I didn’t want to see Emma, but Valerie was right. There was no way I could leave Neil to do this alone.
“I need to warn you that she does have some injuries from the accident,” the nurse said gently. “Her arms and face were bruised. She also has an incision on her chest. You won’t be able to see it, but you might see the bandage under her gown.”
“Was she…” Neil closed his eyes briefly, struggling through the question. “Was she in pain?”
“She was in very good hands with the EMTs,” the nurse said, but it wasn’t the answer any of us were looking for. I wanted to know if Emma ever woke up. If she knew Michael had died. If she’d worried what would happen to her daughter. I wanted to know that she hadn’t had time for fear.

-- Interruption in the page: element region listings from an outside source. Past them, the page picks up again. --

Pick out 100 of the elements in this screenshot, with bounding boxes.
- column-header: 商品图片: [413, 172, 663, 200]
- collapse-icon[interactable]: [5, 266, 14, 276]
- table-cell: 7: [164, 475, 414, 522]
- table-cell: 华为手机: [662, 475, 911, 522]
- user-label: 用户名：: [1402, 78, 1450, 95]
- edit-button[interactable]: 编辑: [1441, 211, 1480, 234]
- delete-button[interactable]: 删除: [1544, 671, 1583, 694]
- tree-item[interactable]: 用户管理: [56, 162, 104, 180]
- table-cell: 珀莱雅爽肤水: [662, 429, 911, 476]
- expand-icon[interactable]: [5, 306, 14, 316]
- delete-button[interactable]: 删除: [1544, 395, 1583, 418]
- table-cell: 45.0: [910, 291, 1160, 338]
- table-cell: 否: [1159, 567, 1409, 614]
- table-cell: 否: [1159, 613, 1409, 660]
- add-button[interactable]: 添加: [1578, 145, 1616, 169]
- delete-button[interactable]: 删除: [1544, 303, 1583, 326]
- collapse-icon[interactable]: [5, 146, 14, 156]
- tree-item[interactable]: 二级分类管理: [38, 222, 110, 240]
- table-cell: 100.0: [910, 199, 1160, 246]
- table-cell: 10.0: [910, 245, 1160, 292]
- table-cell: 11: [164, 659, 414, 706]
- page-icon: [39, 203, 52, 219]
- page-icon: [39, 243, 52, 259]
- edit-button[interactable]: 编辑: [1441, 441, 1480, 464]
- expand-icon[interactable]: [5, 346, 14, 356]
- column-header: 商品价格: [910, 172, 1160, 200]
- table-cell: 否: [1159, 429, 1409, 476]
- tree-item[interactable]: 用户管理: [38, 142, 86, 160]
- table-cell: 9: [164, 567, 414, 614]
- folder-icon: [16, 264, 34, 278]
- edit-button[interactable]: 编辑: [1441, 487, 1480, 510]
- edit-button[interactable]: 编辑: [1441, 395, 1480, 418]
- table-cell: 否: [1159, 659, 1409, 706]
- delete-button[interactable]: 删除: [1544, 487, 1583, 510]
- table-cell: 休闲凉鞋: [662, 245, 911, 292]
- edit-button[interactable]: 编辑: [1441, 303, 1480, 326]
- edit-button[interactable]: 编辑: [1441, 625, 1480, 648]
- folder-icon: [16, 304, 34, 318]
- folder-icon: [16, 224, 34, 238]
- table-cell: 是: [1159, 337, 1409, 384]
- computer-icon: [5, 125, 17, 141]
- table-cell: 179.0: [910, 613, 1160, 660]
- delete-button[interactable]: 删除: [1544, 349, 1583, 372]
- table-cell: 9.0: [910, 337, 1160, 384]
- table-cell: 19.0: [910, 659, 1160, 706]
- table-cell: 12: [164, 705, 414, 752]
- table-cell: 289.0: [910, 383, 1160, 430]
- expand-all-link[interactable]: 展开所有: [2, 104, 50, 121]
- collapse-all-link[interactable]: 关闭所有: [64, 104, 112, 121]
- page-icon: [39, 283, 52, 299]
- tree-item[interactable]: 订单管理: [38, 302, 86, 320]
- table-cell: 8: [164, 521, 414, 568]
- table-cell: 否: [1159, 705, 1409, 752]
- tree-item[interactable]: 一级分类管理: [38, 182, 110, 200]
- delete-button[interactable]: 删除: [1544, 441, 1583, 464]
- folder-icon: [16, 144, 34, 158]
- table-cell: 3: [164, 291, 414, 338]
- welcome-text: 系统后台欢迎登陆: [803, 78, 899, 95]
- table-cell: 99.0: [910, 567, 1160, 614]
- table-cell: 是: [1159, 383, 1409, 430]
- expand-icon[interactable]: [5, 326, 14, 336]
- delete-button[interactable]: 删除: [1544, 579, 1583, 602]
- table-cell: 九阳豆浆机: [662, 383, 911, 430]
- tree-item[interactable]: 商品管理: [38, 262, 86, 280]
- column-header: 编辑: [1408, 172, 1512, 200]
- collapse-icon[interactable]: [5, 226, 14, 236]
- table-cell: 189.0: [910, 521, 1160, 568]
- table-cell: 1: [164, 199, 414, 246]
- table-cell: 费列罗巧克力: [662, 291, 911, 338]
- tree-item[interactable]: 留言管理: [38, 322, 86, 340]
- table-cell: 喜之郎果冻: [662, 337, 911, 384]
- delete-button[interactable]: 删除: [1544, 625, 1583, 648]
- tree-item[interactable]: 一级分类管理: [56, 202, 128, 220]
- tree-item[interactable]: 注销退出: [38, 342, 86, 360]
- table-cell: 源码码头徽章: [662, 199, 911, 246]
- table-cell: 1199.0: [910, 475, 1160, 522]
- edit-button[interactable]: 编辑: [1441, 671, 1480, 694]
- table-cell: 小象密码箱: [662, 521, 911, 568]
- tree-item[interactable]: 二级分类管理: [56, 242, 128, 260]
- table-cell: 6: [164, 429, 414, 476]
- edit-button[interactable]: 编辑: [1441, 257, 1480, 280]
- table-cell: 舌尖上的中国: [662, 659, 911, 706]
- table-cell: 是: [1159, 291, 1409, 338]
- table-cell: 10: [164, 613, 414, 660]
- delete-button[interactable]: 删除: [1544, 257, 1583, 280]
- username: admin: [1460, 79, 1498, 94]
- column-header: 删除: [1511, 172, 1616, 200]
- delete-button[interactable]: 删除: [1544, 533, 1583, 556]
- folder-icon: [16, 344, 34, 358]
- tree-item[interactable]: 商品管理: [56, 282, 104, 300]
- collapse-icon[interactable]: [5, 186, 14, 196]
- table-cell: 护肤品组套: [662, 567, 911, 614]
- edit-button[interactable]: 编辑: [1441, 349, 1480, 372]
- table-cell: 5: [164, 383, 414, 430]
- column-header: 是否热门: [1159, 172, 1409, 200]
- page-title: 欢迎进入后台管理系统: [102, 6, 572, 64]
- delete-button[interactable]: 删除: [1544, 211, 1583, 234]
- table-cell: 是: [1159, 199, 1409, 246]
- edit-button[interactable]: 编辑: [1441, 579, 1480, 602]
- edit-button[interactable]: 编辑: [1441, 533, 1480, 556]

Oh, god, what would happen to Olivia?
My stomach roiled as we entered the room, which felt strangely empty despite the knowledge that Emma lay inside. The only light came from a wall-mounted lamp behind the head of the bed; I saw it through the thin fabric curtain that blocked the view from the door. The bed was made, and at the end of it, I saw the slight tent created by Emma’s feet. Even though I knew she was dead, even though I braced myself, when we stepped past that curtain, I expected her to be sitting up, glaring at us and telling us how ridiculous we were all being.
But she wasn’t.
“Oh, no,” Valerie wailed beside us, and she lurched for the chair at the bedside.
They’d laid Emma out flat on her back and dressed her in a hospital gown like the one she’d refused to wear after Olivia’s birth. A blanket was folded across her chest, and her arms lay at her side. Bruises mottled her face and arms, and one of her wrists seemed bent at an odd angle.
Neil made a hopeless noise and went to her, tentatively placing one hand on her head and stroking her hair back as though he were soothing her through a nightmare. He leaned down and kissed her forehead, his gaze fixed on the cut at her hairline. Her bottom lip was split and swollen. All I could think was that someone should get her some ice.